Size: 59 cm x 51 cm x 5 cm (framed)
“I am interested in the various phenomena that have been occurring since the birth of life, and I was reminded of the Big Bang that is said to be at the root of life forms that continue to multiply.
I used the material used for yuzen, crape, and Maki-nori, and dyed it in black three times.”
Kunihiko Moriguchi is a dye weaver. Born in Kyoto in 1941, he was awarded the Cultural Merit Award in 2020.
After graduating from the Japanese Painting Department of Kyoto City University of Arts (now Kyoto City University of Arts) in 1963, he studied graphic design at the Ecole Nationale Supérieure des Beaux-Arts in Paris. After returning to Japan, he studied under his father, Kako Moriguchi, the yuzen technique of “maki-nori,” Kako’s signature technique, including itome-nori and weir-dashi techniques, and was selected for the first time at the Japan Traditional Crafts Exhibition in 1967. While Kako’s style is based on the classical beauty of flowers, birds, wind, and the moon, he boldly combines his thoughts on graphic design, which he learned in Paris, with geometric patterns, opening up new creative possibilities that go beyond the traditional craft of yuzen.

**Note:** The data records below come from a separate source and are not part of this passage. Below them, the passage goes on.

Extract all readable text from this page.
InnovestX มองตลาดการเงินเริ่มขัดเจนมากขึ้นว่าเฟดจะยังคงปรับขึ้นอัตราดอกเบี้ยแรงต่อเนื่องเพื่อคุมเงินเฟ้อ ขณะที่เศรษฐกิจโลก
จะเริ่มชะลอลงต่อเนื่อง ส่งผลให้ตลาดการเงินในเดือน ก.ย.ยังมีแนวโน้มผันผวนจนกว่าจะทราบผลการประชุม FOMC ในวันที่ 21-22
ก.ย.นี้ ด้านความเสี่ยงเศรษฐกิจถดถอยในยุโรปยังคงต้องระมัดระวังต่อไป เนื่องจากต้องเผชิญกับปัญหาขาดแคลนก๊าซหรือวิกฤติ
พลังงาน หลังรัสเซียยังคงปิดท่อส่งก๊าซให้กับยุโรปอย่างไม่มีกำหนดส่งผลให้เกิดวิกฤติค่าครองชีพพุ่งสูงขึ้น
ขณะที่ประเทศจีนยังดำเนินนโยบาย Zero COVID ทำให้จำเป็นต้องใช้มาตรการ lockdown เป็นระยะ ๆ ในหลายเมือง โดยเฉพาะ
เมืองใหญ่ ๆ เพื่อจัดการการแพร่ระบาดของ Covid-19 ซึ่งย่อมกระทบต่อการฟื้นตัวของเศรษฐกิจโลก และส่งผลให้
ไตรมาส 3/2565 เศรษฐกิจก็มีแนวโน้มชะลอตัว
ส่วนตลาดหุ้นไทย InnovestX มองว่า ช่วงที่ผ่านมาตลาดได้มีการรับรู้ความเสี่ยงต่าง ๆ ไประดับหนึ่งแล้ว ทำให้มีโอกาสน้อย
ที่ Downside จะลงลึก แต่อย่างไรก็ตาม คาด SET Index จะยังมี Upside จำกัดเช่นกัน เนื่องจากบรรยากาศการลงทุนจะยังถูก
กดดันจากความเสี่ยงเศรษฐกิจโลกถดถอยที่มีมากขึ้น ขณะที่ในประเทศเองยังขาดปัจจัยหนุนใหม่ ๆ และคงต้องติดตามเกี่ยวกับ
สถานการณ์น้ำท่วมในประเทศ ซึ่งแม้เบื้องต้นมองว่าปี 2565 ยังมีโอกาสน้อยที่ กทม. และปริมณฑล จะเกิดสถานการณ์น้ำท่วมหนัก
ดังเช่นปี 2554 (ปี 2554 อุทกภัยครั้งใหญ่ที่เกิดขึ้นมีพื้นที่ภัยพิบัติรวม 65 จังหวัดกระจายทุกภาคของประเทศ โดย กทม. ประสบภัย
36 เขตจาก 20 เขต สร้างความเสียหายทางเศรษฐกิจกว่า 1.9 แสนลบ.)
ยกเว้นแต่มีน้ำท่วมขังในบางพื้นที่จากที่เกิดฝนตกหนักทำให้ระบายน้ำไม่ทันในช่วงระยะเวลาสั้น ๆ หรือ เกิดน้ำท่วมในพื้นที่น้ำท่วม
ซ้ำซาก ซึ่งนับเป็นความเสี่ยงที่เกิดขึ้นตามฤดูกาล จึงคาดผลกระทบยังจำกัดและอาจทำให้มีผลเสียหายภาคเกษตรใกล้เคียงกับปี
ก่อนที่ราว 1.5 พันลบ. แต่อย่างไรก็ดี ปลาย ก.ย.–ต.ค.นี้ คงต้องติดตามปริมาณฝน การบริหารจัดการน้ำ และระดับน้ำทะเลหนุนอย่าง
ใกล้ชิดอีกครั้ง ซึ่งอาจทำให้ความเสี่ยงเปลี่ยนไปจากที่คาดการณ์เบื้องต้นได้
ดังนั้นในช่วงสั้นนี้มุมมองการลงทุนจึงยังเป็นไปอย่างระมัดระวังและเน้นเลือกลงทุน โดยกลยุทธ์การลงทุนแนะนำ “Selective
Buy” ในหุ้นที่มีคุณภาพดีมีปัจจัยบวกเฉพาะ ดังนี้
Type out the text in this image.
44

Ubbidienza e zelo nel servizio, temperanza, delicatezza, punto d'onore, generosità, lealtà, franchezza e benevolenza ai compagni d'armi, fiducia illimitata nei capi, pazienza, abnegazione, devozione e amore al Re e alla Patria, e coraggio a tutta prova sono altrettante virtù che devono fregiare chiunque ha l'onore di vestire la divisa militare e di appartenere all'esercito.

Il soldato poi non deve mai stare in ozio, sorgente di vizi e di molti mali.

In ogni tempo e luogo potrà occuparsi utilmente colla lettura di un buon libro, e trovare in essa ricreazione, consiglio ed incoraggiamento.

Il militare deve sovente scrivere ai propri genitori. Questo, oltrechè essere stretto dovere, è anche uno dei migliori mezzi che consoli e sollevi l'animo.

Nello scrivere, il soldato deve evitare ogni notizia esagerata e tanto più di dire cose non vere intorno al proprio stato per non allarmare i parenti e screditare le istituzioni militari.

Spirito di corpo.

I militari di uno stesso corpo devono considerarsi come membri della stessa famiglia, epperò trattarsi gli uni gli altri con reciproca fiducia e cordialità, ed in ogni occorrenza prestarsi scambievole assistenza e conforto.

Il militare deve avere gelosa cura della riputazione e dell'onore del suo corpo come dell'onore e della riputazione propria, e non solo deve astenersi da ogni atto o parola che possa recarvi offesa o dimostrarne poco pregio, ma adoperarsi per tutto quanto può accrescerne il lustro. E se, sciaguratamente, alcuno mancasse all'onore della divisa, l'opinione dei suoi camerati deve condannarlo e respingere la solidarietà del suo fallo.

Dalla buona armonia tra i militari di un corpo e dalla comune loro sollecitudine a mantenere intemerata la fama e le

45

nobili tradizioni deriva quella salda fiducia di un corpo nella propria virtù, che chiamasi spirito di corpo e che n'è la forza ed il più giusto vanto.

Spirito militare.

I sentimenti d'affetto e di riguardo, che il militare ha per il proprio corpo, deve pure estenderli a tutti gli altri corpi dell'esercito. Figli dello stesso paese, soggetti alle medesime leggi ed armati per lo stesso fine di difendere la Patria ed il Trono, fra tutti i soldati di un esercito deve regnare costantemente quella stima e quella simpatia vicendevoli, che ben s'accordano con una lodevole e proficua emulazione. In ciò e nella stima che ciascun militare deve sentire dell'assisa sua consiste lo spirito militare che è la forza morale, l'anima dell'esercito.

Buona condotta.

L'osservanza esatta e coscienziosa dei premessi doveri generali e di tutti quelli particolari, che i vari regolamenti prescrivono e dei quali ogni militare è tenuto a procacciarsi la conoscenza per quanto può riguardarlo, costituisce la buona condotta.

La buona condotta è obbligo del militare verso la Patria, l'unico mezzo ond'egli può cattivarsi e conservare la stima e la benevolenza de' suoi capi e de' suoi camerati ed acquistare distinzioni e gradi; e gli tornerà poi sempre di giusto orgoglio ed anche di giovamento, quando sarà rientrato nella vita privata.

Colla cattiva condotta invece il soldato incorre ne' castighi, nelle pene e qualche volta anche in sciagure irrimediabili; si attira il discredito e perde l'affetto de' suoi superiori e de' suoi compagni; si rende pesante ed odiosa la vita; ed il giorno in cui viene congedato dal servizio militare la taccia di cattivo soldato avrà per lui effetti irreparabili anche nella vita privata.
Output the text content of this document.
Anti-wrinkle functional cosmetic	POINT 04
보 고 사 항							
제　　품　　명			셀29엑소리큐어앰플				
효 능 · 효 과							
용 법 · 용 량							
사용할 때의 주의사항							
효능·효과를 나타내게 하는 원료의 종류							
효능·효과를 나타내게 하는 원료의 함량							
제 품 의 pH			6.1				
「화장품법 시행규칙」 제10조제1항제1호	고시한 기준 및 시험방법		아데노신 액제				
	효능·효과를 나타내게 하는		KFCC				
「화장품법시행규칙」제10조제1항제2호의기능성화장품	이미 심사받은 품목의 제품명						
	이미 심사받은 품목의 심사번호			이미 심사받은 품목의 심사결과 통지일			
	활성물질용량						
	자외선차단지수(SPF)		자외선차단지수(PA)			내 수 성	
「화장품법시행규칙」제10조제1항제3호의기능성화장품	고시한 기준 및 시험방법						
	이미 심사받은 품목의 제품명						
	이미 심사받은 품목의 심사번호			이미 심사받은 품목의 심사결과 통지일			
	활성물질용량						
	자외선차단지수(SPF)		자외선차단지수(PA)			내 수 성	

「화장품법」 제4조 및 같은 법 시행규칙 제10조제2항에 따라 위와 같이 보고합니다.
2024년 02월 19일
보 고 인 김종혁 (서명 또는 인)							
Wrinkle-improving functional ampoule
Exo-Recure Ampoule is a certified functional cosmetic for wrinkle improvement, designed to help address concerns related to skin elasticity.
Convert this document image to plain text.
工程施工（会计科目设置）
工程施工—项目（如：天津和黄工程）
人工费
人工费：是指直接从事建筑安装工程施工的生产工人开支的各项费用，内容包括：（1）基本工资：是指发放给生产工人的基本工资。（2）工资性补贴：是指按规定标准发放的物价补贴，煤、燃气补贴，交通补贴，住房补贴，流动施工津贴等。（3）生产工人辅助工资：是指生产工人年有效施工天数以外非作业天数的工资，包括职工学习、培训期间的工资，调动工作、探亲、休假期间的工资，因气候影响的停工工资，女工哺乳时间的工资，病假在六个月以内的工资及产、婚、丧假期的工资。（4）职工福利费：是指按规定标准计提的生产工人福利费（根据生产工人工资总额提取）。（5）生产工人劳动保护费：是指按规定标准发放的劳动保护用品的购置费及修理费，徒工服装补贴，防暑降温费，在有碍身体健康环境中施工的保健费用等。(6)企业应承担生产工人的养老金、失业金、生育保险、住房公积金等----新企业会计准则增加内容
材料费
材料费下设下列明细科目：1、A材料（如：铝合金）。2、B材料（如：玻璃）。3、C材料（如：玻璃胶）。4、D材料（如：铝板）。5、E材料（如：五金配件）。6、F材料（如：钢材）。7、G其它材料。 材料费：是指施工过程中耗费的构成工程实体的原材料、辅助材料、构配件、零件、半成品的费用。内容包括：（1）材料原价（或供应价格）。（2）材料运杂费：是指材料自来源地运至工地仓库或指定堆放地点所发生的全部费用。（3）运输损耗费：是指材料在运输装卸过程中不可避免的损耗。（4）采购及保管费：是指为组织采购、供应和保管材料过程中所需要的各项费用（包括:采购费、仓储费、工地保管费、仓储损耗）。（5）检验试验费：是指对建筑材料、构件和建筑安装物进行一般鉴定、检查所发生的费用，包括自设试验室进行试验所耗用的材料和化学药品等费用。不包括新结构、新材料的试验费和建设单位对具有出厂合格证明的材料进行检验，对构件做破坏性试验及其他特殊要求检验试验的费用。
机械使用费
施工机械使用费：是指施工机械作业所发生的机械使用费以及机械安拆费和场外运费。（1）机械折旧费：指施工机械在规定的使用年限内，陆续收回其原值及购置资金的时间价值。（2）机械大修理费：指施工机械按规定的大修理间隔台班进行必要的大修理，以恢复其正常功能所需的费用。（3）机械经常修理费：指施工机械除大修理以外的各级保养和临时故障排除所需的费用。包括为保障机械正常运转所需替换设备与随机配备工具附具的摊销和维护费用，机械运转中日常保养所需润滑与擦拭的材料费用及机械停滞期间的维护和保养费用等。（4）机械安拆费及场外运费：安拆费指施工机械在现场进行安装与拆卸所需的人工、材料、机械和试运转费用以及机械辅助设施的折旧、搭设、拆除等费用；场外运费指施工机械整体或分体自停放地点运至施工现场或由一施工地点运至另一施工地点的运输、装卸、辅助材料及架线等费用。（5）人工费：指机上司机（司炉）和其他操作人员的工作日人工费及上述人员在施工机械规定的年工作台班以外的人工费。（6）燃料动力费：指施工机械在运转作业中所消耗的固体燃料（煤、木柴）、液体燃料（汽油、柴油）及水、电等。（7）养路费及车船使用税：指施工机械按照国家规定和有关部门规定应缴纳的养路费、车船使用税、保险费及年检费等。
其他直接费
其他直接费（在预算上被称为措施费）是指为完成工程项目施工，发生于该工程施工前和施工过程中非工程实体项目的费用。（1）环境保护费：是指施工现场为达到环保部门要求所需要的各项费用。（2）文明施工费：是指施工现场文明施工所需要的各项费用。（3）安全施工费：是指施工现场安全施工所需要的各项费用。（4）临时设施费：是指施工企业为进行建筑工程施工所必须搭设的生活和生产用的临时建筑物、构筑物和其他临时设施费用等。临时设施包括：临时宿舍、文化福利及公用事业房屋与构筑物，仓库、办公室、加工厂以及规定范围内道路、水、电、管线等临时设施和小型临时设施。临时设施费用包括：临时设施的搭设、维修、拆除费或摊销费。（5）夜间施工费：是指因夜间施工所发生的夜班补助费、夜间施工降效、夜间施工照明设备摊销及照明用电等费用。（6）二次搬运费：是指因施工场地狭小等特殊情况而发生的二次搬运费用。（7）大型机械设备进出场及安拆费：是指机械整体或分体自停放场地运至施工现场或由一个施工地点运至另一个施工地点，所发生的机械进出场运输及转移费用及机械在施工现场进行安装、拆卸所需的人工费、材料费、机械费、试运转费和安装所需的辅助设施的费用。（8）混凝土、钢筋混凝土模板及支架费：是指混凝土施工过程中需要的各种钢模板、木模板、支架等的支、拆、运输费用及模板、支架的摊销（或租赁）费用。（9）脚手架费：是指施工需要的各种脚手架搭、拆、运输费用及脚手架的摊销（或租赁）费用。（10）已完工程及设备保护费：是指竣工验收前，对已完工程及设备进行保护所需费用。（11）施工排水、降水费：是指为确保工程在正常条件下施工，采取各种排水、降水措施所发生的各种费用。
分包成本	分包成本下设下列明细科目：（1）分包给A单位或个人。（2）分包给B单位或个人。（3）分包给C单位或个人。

In addition to the production of kimonos, he is also known for his yuzen visiting kimono design used in the shopping bags of Mitsukoshi, which was renewed in 2014.
He was awarded the Chevalier de l’Ordre des Arts et des Lettres of the French government, the Minister of Education’s Art Encouragement Prize, etc. In 2001, he was awarded the Medal with Purple Ribbon. In 2007, he was designated as a Living National Treasure (holder of Important Intangible Cultural Property), and in 2013, he was awarded the Order of the Rising Sun, Gold Rays with Neck Ribbon.